The mechanic, slipping over into the passenger seat, turned to look back, watching the little cat, puzzled. As if he'd never seen a cat so interested in fine houses. And quickly she began to wash, trying to look uninterested and dull.

She had no idea that her interest in the Prior home, her desire to see inside those elegant rooms, would soon be more than satisfied-and in a way she would not have imagined.

9

Susan Dorriss regarded her lunch tray, which had been fixed across the arms of her wheelchair, with disgust.
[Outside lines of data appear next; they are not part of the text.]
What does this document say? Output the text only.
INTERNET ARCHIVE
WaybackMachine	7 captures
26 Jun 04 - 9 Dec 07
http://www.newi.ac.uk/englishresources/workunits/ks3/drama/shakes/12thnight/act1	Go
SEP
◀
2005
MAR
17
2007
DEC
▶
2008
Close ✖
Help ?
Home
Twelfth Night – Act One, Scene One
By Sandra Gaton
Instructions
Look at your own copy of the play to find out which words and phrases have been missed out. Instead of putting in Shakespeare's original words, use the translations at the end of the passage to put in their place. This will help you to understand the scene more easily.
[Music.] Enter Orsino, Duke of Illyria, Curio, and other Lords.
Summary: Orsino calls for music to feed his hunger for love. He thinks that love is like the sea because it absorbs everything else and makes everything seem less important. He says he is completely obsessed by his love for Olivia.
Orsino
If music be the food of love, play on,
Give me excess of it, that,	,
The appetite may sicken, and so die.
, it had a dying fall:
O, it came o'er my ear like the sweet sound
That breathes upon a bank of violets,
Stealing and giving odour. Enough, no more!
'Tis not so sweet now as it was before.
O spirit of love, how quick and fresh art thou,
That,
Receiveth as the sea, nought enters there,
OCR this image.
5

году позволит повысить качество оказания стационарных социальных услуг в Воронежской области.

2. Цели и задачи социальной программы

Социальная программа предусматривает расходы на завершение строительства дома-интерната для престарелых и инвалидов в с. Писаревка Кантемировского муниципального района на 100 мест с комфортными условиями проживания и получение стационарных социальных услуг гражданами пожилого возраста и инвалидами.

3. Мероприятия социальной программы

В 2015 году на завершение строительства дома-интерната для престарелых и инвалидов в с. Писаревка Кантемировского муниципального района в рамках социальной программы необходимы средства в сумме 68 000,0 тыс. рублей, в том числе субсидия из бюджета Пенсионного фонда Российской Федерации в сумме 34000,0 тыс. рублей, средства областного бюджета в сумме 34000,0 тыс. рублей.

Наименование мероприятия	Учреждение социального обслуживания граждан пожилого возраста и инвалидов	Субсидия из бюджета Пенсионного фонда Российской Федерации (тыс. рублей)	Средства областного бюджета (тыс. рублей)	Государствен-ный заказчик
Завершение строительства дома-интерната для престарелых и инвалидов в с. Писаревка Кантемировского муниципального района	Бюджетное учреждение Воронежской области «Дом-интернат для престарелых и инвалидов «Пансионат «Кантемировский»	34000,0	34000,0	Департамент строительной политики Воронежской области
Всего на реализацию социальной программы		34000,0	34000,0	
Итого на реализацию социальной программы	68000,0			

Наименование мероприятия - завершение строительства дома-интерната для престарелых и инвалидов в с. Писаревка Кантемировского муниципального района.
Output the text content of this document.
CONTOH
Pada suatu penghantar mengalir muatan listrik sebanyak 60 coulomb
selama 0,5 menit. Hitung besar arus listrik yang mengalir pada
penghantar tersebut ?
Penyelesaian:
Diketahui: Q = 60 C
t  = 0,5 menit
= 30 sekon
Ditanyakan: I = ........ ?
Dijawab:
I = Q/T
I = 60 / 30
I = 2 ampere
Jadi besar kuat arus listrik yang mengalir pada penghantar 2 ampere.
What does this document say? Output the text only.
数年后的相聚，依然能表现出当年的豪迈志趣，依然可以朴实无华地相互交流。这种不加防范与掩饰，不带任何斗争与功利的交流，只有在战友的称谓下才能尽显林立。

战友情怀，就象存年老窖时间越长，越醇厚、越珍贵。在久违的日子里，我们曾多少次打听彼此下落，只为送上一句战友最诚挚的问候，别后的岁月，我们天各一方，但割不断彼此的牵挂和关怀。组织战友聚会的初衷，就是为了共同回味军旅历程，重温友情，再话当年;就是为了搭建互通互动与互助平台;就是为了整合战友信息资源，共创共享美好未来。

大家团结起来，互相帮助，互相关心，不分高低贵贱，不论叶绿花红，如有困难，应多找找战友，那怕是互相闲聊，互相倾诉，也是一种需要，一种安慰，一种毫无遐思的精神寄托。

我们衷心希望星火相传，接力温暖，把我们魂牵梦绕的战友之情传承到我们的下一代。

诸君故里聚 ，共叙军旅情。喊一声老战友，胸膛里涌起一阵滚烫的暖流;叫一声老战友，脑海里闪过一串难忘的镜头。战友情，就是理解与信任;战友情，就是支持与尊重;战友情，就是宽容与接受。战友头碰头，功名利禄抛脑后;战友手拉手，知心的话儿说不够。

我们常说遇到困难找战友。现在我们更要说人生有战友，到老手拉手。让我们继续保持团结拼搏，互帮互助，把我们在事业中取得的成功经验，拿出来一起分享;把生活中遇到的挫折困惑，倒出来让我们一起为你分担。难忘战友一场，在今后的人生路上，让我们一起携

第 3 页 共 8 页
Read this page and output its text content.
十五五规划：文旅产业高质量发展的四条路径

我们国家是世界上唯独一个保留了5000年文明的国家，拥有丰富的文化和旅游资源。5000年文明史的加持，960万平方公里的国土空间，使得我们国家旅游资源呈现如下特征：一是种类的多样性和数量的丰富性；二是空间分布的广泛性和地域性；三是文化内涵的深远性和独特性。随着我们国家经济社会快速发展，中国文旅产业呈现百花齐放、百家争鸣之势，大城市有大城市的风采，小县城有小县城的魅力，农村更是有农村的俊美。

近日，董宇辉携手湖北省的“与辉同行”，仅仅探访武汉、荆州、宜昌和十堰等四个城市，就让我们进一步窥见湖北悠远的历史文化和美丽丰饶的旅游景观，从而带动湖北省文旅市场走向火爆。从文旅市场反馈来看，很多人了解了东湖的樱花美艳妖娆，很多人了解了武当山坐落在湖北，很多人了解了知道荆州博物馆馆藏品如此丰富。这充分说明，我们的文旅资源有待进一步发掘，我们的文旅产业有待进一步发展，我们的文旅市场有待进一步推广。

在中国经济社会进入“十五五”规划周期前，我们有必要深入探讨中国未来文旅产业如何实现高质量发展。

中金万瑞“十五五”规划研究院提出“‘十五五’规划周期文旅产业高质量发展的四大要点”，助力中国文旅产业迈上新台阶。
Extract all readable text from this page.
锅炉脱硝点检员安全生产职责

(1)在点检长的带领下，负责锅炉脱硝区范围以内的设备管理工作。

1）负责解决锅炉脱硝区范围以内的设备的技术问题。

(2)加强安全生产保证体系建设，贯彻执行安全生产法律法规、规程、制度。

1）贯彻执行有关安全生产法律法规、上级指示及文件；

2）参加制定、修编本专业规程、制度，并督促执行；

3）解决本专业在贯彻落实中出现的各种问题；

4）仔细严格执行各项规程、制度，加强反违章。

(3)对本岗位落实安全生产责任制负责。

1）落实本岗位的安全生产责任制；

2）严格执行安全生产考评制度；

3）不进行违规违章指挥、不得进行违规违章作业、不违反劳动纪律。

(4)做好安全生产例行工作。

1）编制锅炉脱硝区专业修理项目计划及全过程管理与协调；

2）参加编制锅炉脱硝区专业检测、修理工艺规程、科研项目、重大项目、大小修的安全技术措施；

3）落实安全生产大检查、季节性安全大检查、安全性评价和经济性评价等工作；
At least she'd wangled a meal alone in her room, though to gain that privacy she'd had to pretend a pounding headache. Solitary meals were against policy at Casa Capri unless you were fevered or throwing up. The home's owner-manager considered anyone who liked to be alone as mentally crippled or suspect. "We put a high value on everyone making friends; we're one big family here." The longer she was in Casa Capri-and Thursday would mark her second month-the less she could abide this enforced closeness. The whole structure of Casa Capri seemed to her rigid and heavy, reflecting exactly Adelina Prior's overbearing manner.